I was looking at a documentary film about the internet and the journalist was talking about the dotcom bubble of the late nineties (1995 – 2001). What he had to say was quite interesting because he spoke about the subsequent advantages of this crash in the expansion of the internet highway. In reality what happened was a massive growth in startups, which was followed by stock speculation by Wall Street in the process of making these companies public, which resulted in massive speculation in their net worth. This was followed by black Friday that wiped two thirds of the value of the NASDAQ and a lot of insolvencies followed. The author of the documentary points out that the crash was a dawn of a new age in internet use because vast amounts of venture capital which were used to lay things like fibre optics networks etc. This meant that in six years the internet was developed to the advanced state that it is in now and people were able to benefit from that.
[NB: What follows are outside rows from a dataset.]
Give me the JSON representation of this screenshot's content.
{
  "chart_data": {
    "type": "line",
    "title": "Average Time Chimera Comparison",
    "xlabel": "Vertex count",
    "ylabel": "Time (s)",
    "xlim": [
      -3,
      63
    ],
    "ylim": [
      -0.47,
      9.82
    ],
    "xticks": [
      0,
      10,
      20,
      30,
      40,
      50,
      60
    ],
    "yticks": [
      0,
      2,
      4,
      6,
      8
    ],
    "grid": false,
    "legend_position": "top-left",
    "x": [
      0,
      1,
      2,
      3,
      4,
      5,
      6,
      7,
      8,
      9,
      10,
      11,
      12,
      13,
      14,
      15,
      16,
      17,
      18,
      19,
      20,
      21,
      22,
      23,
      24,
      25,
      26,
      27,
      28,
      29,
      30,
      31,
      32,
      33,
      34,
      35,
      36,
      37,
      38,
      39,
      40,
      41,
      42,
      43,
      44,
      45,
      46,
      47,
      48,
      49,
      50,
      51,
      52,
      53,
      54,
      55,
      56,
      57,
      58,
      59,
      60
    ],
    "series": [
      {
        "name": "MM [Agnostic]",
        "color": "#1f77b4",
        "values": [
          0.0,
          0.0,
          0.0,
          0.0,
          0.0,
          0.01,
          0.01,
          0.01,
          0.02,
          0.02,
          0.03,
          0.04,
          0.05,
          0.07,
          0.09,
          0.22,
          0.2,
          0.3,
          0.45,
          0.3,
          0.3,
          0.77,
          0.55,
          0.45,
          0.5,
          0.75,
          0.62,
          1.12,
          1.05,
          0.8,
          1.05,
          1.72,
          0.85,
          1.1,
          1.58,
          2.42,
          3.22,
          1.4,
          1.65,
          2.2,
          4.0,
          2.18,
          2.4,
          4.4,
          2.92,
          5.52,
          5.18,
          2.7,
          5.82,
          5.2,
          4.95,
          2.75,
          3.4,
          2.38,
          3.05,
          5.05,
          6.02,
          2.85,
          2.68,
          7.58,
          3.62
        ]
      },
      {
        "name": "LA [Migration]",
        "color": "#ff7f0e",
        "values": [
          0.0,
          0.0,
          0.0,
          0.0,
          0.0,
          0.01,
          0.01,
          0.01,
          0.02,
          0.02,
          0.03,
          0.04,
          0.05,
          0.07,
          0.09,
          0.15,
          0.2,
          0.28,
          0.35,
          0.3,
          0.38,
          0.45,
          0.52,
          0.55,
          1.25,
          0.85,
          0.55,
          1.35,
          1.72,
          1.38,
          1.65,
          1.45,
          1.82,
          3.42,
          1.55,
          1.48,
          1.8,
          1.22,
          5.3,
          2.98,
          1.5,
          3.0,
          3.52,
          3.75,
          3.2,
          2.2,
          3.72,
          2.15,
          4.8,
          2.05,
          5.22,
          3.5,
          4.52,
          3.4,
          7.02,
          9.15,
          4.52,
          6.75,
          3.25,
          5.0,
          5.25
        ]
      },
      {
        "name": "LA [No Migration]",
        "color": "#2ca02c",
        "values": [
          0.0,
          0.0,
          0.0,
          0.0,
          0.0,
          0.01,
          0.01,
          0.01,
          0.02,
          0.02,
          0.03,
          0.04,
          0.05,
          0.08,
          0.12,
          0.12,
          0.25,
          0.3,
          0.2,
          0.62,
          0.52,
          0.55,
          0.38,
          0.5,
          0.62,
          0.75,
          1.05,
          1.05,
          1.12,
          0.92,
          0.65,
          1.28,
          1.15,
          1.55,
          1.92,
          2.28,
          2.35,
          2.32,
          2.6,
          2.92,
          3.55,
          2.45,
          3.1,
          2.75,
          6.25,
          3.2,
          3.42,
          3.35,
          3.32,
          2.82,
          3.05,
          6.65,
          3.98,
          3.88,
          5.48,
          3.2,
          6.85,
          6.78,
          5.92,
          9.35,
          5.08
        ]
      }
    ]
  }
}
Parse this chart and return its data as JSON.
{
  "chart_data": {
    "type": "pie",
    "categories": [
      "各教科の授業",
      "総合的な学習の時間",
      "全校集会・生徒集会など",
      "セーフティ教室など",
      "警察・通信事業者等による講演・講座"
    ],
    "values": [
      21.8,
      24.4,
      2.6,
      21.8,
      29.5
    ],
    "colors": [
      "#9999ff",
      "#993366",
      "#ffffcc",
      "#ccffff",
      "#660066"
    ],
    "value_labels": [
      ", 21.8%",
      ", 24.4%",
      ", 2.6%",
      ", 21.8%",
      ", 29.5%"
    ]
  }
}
The same is true in the history of the railroad. There was a speculative frenzy in England in the 1840 that lead to massive development in railways followed by a crash, but the infrastructure benefited. The same happened the history of American railroad. The idea is that you have speculation, crash, and then long term structural benefits. The question I was thinking is what the consequence of the more recent property boom is going to be. I was thinking that one major feature of the bubble in Ireland is that there are no benefits from the property boom in terms of infrastructure. In the classical model of boom and bust, the government should have taken the blank cheque and used it as a golden opportunity to deal with the infrastructural problems of the country and laid the ground for the new golden age to follow afterwards. What the government did was to authorise developments without any infrastructural benefits as they were blinded by greed (the massive increases in tax revenue that lead to the expansion in public service).

Aren’t the election results great! It is like the people have spoken in what is really a referendum on the government. I think that it is interesting that so many independents and left wing parties got into the councils. Well, I managed to meet two successful candidates when we were over that time: Mannix Flynn and Richard Boyd Barrett.